Selain memberikan motivasi, bentu perhatian Presiden Prabowo juga diwujudkan pada peningkatan bonus untuk peraih medali emas yang digunakan mencapai dua kali lipat dibandingkan SEA Games edisi sebelumnya.
“Kami berterima kasih untuk Bapak Presiden yang dimaksud berazam mencurahkan perhatian terhadap olahraga, bahkan juga memikirkan kesejahteraan para atlet. Terus terang hal ini bermetamorfosis menjadi penyemangat kami menghadirkan sejarah baru bagi futsal Negara Indonesia di turnamen SEA Games,” kata Ketua umum Federasi Futsal Negara Indonesia (FFI) Michael Victor Sianipar, diambil dari informasi tertulis.
Kontingen Indonesia menghuni peringkat kedua klasemen akhir SEA Games 2025, dengan koleksi 91 medali emas, 111 medali perak, kemudian 131 medali perunggu. Selain melampaui target 80 medali emas, raihan medali emas ini juga bermetamorfosis menjadi yang tersebut terbanyak peringkat ketiga bagi Negara Indonesia ketika melakoni SEA Games pada luar kandang.
Hal sama juga disuarakan oleh manajer timnas renang Indonesia, Wisnu Wardhana, yang tersebut juga merupakan perwakilan ketua umum PB Akuatik Sektor Pembinaan Prestasi & Sport Science.
“Kita punya para perenang muda potensial kemudian menjanjikan. Dengan perhatian Bapak Presiden yang dimaksud ditunjukkan di SEA Games kali ini, para perenang muda semakin total menjalani profesinya, lantaran tak ada lagi perasaan khawatir akan masa depan lalu kesejahteraan mereka. Atensi Bapak Prabowo menciptakan merek juga berambisi untuk mempersembahkan emas, lalu kita sudah ada lihat buktinya tiga emas pada SEA Games kali ini,” ucap Wisnu.
Apresiasi juga diberikan federasi-federasi olahraga terhadap Menteri Pemuda lalu Olahraga RI, Erick Thohir, yang mengupayakan penambahan anggaran sehingga total anggota kontingen yang tersebut berangkat pun meningkat.

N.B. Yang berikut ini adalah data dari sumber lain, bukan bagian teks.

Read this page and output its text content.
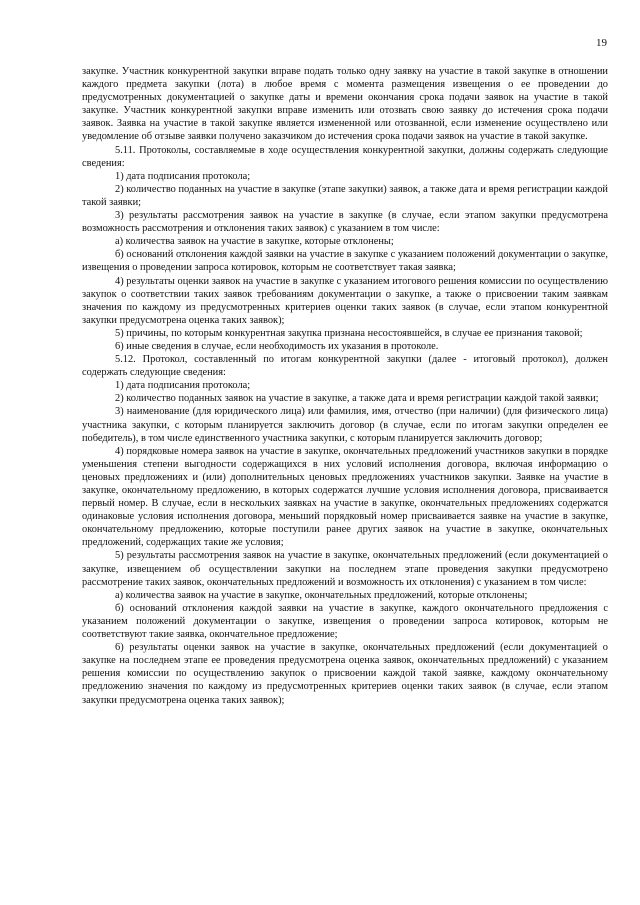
19

закупке. Участник конкурентной закупки вправе подать только одну заявку на участие в такой закупке в отношении каждого предмета закупки (лота) в любое время с момента размещения извещения о ее проведении до предусмотренных документацией о закупке даты и времени окончания срока подачи заявок на участие в такой закупке. Участник конкурентной закупки вправе изменить или отозвать свою заявку до истечения срока подачи заявок. Заявка на участие в такой закупке является измененной или отозванной, если изменение осуществлено или уведомление об отзыве заявки получено заказчиком до истечения срока подачи заявок на участие в такой закупке.

5.11. Протоколы, составляемые в ходе осуществления конкурентной закупки, должны содержать следующие сведения:

1) дата подписания протокола;

2) количество поданных на участие в закупке (этапе закупки) заявок, а также дата и время регистрации каждой такой заявки;

3) результаты рассмотрения заявок на участие в закупке (в случае, если этапом закупки предусмотрена возможность рассмотрения и отклонения таких заявок) с указанием в том числе:

а) количества заявок на участие в закупке, которые отклонены;

б) оснований отклонения каждой заявки на участие в закупке с указанием положений документации о закупке, извещения о проведении запроса котировок, которым не соответствует такая заявка;

4) результаты оценки заявок на участие в закупке с указанием итогового решения комиссии по осуществлению закупок о соответствии таких заявок требованиям документации о закупке, а также о присвоении таким заявкам значения по каждому из предусмотренных критериев оценки таких заявок (в случае, если этапом конкурентной закупки предусмотрена оценка таких заявок);

5) причины, по которым конкурентная закупка признана несостоявшейся, в случае ее признания таковой;

6) иные сведения в случае, если необходимость их указания в протоколе.

5.12. Протокол, составленный по итогам конкурентной закупки (далее - итоговый протокол), должен содержать следующие сведения:

1) дата подписания протокола;

2) количество поданных заявок на участие в закупке, а также дата и время регистрации каждой такой заявки;

3) наименование (для юридического лица) или фамилия, имя, отчество (при наличии) (для физического лица) участника закупки, с которым планируется заключить договор (в случае, если по итогам закупки определен ее победитель), в том числе единственного участника закупки, с которым планируется заключить договор;

4) порядковые номера заявок на участие в закупке, окончательных предложений участников закупки в порядке уменьшения степени выгодности содержащихся в них условий исполнения договора, включая информацию о ценовых предложениях и (или) дополнительных ценовых предложениях участников закупки. Заявке на участие в закупке, окончательному предложению, в которых содержатся лучшие условия исполнения договора, присваивается первый номер. В случае, если в нескольких заявках на участие в закупке, окончательных предложениях содержатся одинаковые условия исполнения договора, меньший порядковый номер присваивается заявке на участие в закупке, окончательному предложению, которые поступили ранее других заявок на участие в закупке, окончательных предложений, содержащих такие же условия;

5) результаты рассмотрения заявок на участие в закупке, окончательных предложений (если документацией о закупке, извещением об осуществлении закупки на последнем этапе проведения закупки предусмотрено рассмотрение таких заявок, окончательных предложений и возможность их отклонения) с указанием в том числе:

а) количества заявок на участие в закупке, окончательных предложений, которые отклонены;

б) оснований отклонения каждой заявки на участие в закупке, каждого окончательного предложения с указанием положений документации о закупке, извещения о проведении запроса котировок, которым не соответствуют такие заявка, окончательное предложение;

6) результаты оценки заявок на участие в закупке, окончательных предложений (если документацией о закупке на последнем этапе ее проведения предусмотрена оценка заявок, окончательных предложений) с указанием решения комиссии по осуществлению закупок о присвоении каждой такой заявке, каждому окончательному предложению значения по каждому из предусмотренных критериев оценки таких заявок (в случае, если этапом закупки предусмотрена оценка таких заявок);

Kedatangan Menpora Erick di dalam Thailand menyaksikan secara langsung pertandingan juga dinilai sebagai bukti penampilan pemerintah mendampingi perjuangan atlet, seperti yang digunakan disampaikan Sekjen Dewan Pengurus Pusat Persatuan Bola Basket Seluruh Nusantara (DPP Perbasi). Nirmala Dewi.
“Kehadiran Bapak Menpora menyaksikan timnas basket putri serta putra berarti besar buat kami pengurus federasi lalu tentunya para atlet. Janji Menpora sejak awal dengan menyediakan anggaran secara maksimal menghasilkan para atlet sanggup fokus berkompetisi lalu yakin bahwa perjuangan kami setiap saat mendapat dukungan dari pemerintah,” ucap Nirmala.
Hal senada diutarakan Jonathan Sudarta selaku direktur kelompok nasional hoki es Indonesia.
“Kesuksesan timnas Hoki Es mencetak sejarah baru dengan mengalahkan Thailand serta mengungguli medali emas ,tentu berkat dukungan penuh pemerintah. Kami tak ingin menyia-nyiakan kepercayaan Bapak Presiden serta kesempatan yang digunakan diberikan oleh Bapak Menpora. Apalagi Bapak Menpora Erick Thohir menjadi sosok yang tersebut ada di dalam belakang lahirnya timnas Hoki Es pada 2016 kemudian serta terus-menerus konsentris menunjukkan dukungan. Rekor emas pertama kami di SEA Games ini adalah jawaban kami terhadap pemerintah yang terus memberikan support,” ungkap Jonathan.